Nós, cientistas, independente da área, lidamos constantemente com construções e revoluções do pensamento científico. Estas são bases para que possamos moldar e reestruturar paradigmas, pois são representações de um padrão, referências para estudos e pesquisas e seus respectivos métodos compartilhados por uma comunidade científica. Por outro lado, paradigmas podem fornecer uma visão engessada quando são compreendidos como um conjunto de “vícios” de pensamento e bloqueios lógico-metafísicos, obrigando cientistas a permanecer confinados a seus universos de estudo. Uma ação importante de ser realizada de tempos em tempos é revisar teorias e paradigmas existentes e checá-los de alguma forma quanto à sua validez, quais descobertas os sustentam e quais os refutam. Assim, apresento a vocês a ideia da minha dissertação, defendida mês passado. Ela foi construída no âmbito do paradigma da alça microbiana, com o intuito de traçar um panorama geral do que foi explorado neste tema.
O campo da ecologia microbiana foi ganhando destaque à medida que inovações e descobertas acerca dos papéis ecológicos dos microorganismos forneceram base para a construção de um paradigma mais adiante. No início da década de 1980, AZAM et al., (1983) compilaram uma série de evidências de outros trabalhos e lançaram o conceito de “alça microbiana”, na qual bactérias heterotróficas seriam uma via alternativa de energia para níveis tróficos superiores através da utilização da matéria orgânica disponibilizada principalmente pelo fitoplâncton.
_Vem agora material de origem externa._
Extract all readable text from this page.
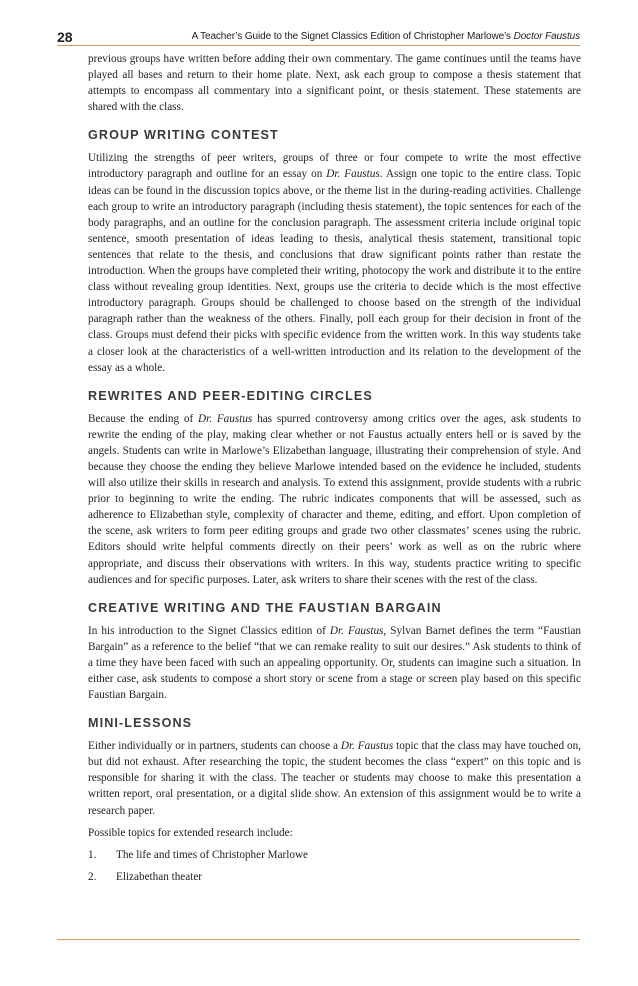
28	A Teacher’s Guide to the Signet Classics Edition of Christopher Marlowe’s Doctor Faustus

previous groups have written before adding their own commentary. The game continues until the teams have played all bases and return to their home plate. Next, ask each group to compose a thesis statement that attempts to encompass all commentary into a significant point, or thesis statement. These statements are shared with the class.

GROUP WRITING CONTEST

Utilizing the strengths of peer writers, groups of three or four compete to write the most effective introductory paragraph and outline for an essay on Dr. Faustus. Assign one topic to the entire class. Topic ideas can be found in the discussion topics above, or the theme list in the during-reading activities. Challenge each group to write an introductory paragraph (including thesis statement), the topic sentences for each of the body paragraphs, and an outline for the conclusion paragraph. The assessment criteria include original topic sentence, smooth presentation of ideas leading to thesis, analytical thesis statement, transitional topic sentences that relate to the thesis, and conclusions that draw significant points rather than restate the introduction. When the groups have completed their writing, photocopy the work and distribute it to the entire class without revealing group identities. Next, groups use the criteria to decide which is the most effective introductory paragraph. Groups should be challenged to choose based on the strength of the individual paragraph rather than the weakness of the others. Finally, poll each group for their decision in front of the class. Groups must defend their picks with specific evidence from the written work. In this way students take a closer look at the characteristics of a well-written introduction and its relation to the development of the essay as a whole.

REWRITES AND PEER-EDITING CIRCLES

Because the ending of Dr. Faustus has spurred controversy among critics over the ages, ask students to rewrite the ending of the play, making clear whether or not Faustus actually enters hell or is saved by the angels. Students can write in Marlowe’s Elizabethan language, illustrating their comprehension of style. And because they choose the ending they believe Marlowe intended based on the evidence he included, students will also utilize their skills in research and analysis. To extend this assignment, provide students with a rubric prior to beginning to write the ending. The rubric indicates components that will be assessed, such as adherence to Elizabethan style, complexity of character and theme, editing, and effort. Upon completion of the scene, ask writers to form peer editing groups and grade two other classmates’ scenes using the rubric. Editors should write helpful comments directly on their peers’ work as well as on the rubric where appropriate, and discuss their observations with writers. In this way, students practice writing to specific audiences and for specific purposes. Later, ask writers to share their scenes with the rest of the class.

CREATIVE WRITING AND THE FAUSTIAN BARGAIN

In his introduction to the Signet Classics edition of Dr. Faustus, Sylvan Barnet defines the term “Faustian Bargain” as a reference to the belief “that we can remake reality to suit our desires.” Ask students to think of a time they have been faced with such an appealing opportunity. Or, students can imagine such a situation. In either case, ask students to compose a short story or scene from a stage or screen play based on this specific Faustian Bargain.

MINI-LESSONS

Either individually or in partners, students can choose a Dr. Faustus topic that the class may have touched on, but did not exhaust. After researching the topic, the student becomes the class “expert” on this topic and is responsible for sharing it with the class. The teacher or students may choose to make this presentation a written report, oral presentation, or a digital slide show. An extension of this assignment would be to write a research paper.

Possible topics for extended research include:

1.	The life and times of Christopher Marlowe
2.	Elizabethan theater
Assim, para certos tipos de ecossistemas, a cadeia clássica – constituída por algas fotossintéticas, zooplâncton e demais níveis tróficos – poderia não funcionar como a principal via de energia, abrindo espaço para o fluxo pela alça microbiana. Entretanto, sabe-se que este paradigma possui baixas contribuições quantitativas, com muitas questões inconclusivas acerca de sua relação com a cadeia clássica.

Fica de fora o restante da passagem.